Authors: Pedro Pimentel-Nunes, Mathieu Pioche, Eduardo Albéniz, Frieder Berr, Pierre Deprez, Alanna Ebigbo, Pieter Dewint, Amyn Haji, Alba Panarese, Bas L. A. M. Weusten, Evelien Dekker, James E. East, David S. Sanders, Gavin Johnson, Marianna Arvanitakis, Thierry Ponchon, Mário Dinis-Ribeiro, Raf Bisschops
There is a need for well-organized comprehensive strategies to achieve good training in ESD. In this context, the European Society of Gastrointestinal Endoscopy (ESGE) have developed a European core curriculum for ESD practice across Europe with the aim of high quality ESD training.
Advanced endoscopy diagnostic practice is advised before initiating ESD training. Proficiency in endoscopic mucosal resection (EMR) and adverse event management is recommended before starting ESD training.
ESGE discourages the starting of initial ESD training in humans. Practice on animal and/or ex vivo models is useful to gain the basic ESD skills. ESGE recommends performing at least 20 ESD procedures in these models before human practice, with the goal of at least eight en bloc complete resections in the last 10 training cases, with no perforation. ESGE recommends observation of experts performing ESD in tertiary referral centers. Performance of ESD in humans should start on carefully selected lesions, ideally small ( < 30mm), located in the antrum or in the rectum for the first 20 procedures. Beginning human practice in the colon is not recommended. ESGE recommends that at least the first 10 human ESD procedures should be done under the supervision of an ESD-proficient endoscopist.

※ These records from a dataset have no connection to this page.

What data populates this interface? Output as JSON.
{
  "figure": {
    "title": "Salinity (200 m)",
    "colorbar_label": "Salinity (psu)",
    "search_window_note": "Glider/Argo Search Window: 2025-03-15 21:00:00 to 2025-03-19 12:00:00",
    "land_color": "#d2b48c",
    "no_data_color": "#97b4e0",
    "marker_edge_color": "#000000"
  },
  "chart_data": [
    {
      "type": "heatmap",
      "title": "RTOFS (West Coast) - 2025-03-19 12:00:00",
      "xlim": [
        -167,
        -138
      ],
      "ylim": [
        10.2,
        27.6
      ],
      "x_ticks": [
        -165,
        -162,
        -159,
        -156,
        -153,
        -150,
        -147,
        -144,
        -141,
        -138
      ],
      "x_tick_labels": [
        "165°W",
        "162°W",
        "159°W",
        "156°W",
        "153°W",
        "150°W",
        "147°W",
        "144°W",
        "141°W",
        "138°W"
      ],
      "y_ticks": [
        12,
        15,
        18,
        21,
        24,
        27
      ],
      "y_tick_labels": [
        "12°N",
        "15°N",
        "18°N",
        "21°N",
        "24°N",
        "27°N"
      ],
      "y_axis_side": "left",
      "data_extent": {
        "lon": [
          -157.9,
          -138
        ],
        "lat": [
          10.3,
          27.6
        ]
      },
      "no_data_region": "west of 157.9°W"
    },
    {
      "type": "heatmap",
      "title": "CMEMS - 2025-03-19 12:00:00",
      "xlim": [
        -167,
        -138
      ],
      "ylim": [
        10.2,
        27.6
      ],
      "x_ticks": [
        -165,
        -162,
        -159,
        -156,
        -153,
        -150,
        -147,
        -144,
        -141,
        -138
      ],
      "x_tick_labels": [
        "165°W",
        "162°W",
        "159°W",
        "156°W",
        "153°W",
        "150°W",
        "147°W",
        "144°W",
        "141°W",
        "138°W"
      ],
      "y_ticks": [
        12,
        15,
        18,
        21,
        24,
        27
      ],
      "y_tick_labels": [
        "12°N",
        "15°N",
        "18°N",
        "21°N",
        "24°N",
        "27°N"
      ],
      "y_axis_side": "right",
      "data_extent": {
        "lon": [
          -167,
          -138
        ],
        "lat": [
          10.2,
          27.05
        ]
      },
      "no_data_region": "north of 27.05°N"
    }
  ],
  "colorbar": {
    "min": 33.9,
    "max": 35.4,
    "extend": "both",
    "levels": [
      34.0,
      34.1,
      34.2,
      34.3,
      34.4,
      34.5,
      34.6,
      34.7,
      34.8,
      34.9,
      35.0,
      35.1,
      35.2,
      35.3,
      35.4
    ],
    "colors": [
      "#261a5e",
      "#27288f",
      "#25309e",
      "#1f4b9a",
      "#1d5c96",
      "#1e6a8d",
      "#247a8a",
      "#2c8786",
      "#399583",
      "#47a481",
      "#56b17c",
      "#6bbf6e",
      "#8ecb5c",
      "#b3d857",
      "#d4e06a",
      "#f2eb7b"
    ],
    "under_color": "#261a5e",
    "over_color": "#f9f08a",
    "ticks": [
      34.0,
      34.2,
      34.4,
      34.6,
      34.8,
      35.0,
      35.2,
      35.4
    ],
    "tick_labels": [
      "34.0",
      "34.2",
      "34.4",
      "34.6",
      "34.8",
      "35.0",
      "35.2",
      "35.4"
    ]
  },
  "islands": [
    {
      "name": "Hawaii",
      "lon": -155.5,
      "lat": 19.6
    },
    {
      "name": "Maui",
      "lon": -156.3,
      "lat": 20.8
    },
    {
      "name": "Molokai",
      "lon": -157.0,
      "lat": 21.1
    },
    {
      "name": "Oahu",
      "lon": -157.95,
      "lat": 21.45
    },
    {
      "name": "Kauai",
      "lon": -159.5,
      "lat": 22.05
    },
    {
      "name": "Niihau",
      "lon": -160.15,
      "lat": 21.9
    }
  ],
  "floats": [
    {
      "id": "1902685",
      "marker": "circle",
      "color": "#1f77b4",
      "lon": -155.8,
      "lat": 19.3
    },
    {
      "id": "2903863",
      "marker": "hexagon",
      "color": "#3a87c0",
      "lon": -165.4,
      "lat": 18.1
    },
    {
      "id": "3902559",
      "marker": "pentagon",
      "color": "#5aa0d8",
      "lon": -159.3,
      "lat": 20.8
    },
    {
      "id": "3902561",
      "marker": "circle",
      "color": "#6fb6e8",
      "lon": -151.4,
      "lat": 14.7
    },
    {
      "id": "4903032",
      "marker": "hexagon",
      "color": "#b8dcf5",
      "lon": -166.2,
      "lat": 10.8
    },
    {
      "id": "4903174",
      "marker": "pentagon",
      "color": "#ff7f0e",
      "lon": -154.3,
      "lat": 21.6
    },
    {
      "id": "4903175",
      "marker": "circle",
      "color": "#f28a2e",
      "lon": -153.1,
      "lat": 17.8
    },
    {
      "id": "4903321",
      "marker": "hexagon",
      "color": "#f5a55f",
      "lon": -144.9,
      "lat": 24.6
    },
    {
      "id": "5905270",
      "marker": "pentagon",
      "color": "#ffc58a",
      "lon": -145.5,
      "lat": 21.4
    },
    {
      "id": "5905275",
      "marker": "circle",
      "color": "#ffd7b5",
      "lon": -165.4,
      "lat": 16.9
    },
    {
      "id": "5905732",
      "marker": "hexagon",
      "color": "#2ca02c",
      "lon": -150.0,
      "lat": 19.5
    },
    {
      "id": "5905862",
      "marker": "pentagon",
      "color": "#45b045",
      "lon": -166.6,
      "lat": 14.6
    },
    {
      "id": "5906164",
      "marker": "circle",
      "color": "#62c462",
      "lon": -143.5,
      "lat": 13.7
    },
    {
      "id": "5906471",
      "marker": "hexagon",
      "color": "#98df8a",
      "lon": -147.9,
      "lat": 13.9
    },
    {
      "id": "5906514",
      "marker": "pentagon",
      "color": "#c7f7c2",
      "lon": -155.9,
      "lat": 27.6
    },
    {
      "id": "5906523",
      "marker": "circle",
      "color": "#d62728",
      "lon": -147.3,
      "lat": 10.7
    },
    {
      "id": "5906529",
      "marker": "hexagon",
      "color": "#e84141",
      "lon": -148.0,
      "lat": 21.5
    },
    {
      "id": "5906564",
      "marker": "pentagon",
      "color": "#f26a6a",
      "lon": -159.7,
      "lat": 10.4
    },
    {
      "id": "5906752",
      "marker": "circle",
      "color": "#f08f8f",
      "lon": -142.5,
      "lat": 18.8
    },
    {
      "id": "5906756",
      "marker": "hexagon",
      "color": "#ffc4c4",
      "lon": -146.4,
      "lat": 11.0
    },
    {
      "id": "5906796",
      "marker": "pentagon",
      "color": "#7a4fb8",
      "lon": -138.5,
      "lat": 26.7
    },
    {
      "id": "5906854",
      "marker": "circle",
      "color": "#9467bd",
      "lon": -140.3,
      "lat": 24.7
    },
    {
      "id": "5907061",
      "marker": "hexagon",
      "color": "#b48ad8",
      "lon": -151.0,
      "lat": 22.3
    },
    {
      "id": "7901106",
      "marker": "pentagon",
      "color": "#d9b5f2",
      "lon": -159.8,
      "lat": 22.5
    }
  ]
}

Endoscopists performing ESD should be able to correctly estimate the probability of performing a curative resection based on the characteristics of the lesion and should know the benefit/risk relationship of ESD when compared with other therapeutic alternatives. Endoscopists performing ESD should know how to interpret the histopathology findings of the ESD specimen, namely the criteria for low risk resection (“curative”), local risk resection, and high risk resection (“non-curative”), as well as their implications. ESD should be performed only in a setting where early and delayed complications can be managed adequately, namely with the possibility of admitting patients to a ward, and access to appropriate emergency surgical teams for the organ being treated with ESD.
Endoscopic submucosal dissection (ESD) appeared more than a decade ago in Japan as a new method to achieve en bloc resection of superficial neoplasms without any size limit. Since then, the technique has evolved greatly and shifted from the stomach to the esophagus and the colon. It expanded first to Eastern Asia, then to Europe and the rest of the world .
The advantage of ESD over endoscopic mucosal resection (EMR) lies in its ability to achieve en bloc resection of lesions regardless of the tumor size or the presence of fibrosis, avoiding piecemeal resection and consequently local recurrence. However, it comes with the drawback of longer procedure times, as well as an increased risk of bleeding and perforation . For these reasons, the Western world remained cautious about implementing ESD for several years. One of the most important limitations for the spread of this technique outside Asia was the lack of local experts. Strategies to overcome this limitation have come mostly from Western endoscopists who individually visited Japanese expert centers and observed ESD on real patients . However, going to Eastern countries to learn this technique is not feasible for most Western endoscopists. Moreover, hands-on training on patients for foreign physicians is not easily nor legally allowed either in Japan or in other parts of the world.
Therefore, there is a clear need for well-organized comprehensive strategies to achieve good training in ESD. In this context, the European Society of Gastrointestinal Endoscopy (ESGE) initiated the development of this ESD curriculum for postgraduate training to improve and safeguard ESD practice in Europe. The recommendations presented in this curriculum (Table 1) are based on a consensus among endoscopists considered to be ESD experts who are involved in ESD training and training courses in Europe.